Grandi infrastrutture di ricerca e futuro dei territori
Sala Ambra | Area Innovate, Piano terra
12 mag 2026
11:30 - 13:00
Dall’Einstein Telescope alle infrastrutture scientifiche italiane: innovazione industriale, trasformazione sociale e nuovi patti con le comunità. Cosa succede davvero a un territorio quando arriva una grande infrastruttura di ricerca? E soprattutto: chi governa quella trasformazione?
Sono queste le domande al centro del panel, costruito attorno a una convinzione precisa: le grandi infrastrutture scientifiche non sono soltanto apparati tecnici. Sono acceleratori di trasformazione territoriale, generatori di filiere industriali ad alto contenuto tecnologico, dispositivi che — se governati con intelligenza strategica — ridisegnano il destino di una regione per decenni. L’Italia ospita già una rete straordinaria di infrastrutture di ricerca di frontiera, distribuite su tutto il territorio nazionale.
Ciascuna ha prodotto effetti profondi e documentabili sui territori che la ospitano. Ogni esperienza è una lezione. Ogni territorio che ha già attraversato quella transizione è uno specchio per chi si prepara a farlo.

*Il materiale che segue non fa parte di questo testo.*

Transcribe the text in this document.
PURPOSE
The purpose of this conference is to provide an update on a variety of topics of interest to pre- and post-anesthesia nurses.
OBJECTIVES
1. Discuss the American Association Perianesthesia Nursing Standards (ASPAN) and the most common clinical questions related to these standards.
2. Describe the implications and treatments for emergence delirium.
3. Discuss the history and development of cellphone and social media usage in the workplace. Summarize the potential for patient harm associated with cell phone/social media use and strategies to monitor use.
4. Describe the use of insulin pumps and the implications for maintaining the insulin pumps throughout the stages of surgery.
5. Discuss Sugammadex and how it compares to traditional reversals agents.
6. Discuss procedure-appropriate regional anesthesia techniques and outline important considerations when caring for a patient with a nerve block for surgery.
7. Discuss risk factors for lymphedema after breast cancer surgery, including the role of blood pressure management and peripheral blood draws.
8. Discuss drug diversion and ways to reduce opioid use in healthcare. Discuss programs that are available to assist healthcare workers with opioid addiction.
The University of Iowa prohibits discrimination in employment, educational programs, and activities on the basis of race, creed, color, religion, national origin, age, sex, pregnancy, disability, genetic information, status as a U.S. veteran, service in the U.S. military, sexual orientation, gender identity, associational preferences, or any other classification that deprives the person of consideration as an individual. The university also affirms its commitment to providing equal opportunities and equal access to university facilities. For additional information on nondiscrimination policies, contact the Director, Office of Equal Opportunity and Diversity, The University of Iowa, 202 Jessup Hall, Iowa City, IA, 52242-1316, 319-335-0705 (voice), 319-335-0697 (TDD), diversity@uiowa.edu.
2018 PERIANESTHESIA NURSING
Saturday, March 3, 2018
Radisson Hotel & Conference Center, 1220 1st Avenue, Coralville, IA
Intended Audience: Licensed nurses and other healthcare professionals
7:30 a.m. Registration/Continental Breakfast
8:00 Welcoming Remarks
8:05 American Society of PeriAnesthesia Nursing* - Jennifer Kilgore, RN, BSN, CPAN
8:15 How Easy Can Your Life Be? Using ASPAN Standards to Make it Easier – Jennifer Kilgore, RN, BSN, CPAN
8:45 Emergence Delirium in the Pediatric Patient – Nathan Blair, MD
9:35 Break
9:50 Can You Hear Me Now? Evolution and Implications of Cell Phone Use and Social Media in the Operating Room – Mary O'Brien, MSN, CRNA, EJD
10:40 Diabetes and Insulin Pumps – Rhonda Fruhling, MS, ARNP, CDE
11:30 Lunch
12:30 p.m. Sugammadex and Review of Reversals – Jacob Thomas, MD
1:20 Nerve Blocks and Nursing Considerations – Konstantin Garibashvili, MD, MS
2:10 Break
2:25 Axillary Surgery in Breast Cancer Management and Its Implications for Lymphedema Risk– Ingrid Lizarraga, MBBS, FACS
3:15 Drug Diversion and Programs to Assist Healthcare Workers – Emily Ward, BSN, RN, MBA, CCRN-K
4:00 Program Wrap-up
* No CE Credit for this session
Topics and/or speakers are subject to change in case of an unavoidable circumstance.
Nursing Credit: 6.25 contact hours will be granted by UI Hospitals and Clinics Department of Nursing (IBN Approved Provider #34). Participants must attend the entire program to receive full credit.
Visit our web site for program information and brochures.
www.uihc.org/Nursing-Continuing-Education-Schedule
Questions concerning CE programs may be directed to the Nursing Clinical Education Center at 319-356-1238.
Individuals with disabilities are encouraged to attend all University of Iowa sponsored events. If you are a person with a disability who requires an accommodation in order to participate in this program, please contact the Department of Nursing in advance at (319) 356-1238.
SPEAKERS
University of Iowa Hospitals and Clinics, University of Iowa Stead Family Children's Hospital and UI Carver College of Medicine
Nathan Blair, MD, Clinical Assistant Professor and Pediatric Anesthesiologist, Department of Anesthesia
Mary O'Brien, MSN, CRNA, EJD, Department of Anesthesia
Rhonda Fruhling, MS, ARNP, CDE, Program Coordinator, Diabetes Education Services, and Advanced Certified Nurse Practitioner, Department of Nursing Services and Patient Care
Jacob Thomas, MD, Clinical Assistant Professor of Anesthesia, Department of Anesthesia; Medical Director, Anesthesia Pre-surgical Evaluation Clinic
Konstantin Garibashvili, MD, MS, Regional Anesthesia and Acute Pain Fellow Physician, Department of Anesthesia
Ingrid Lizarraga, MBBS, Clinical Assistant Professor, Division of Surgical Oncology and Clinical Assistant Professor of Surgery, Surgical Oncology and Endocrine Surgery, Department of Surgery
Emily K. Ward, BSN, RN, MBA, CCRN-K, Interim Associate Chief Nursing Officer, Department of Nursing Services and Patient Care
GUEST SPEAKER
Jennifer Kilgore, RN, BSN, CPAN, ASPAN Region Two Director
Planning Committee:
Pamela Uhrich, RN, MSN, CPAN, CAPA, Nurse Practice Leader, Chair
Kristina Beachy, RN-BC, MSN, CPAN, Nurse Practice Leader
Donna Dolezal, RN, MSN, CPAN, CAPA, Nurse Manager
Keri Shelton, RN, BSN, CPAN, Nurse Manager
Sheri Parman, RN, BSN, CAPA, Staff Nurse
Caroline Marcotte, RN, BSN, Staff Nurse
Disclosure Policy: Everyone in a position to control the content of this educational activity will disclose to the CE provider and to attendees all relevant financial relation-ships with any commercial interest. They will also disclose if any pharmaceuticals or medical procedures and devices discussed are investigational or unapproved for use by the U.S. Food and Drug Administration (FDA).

Il panel mette a confronto queste voci con una domanda guida comune: cosa è cambiato davvero? La risposta non riguarda solo la fisica. Riguarda quattro dimensioni strategiche che la politica tratta ancora come questioni secondarie rispetto agli scavi e ai criostati e che invece sono condizioni necessarie perché un’infrastruttura di ricerca generi valore duraturo: la social innovation nelle comunità residenti, che devono essere protagoniste del cambiamento e non comparse; l’innovazione industriale hardware e software lungo la filiera tecnologica, che può trasformare le imprese locali in fornitori specializzati per il mercato mondiale della big science; il cambiamento culturale, che deve precedere l'arrivo del cemento, accompagnare la fase di costruzione e sedimentarsi in nuovi modelli identitari per il territorio; l’architettura istituzionale multilivello, che integra la dimensione scientifica, regolatoria, territoriale e industriale in strutture permanenti e non emergenziali.
Il panel si articola in quattro momenti: un’apertura narrativa con provocazione centrale; interventi brevi e mirati da parte di una sola voce per ciascuna infrastruttura rappresentata, scelta per la doppia capacità di fare ricerca di punta e di comunicarla a platee non specialistiche; un confronto dialogico strutturato sui quattro corollari strategici; un laboratorio aperto con voto live della platea e produzione in diretta di una mappa condivisa delle priorità.
Non si chiude con gli applausi. Si chiude con un mandato: il Patto italiano delle grandi infrastrutture di ricerca, documento programmatico firmato dai partecipanti e indirizzato alla Conferenza delle Regioni e ai Ministeri competenti, e l’avvio di una rete permanente di confronto tra le Regioni italiane che ospitano queste strutture.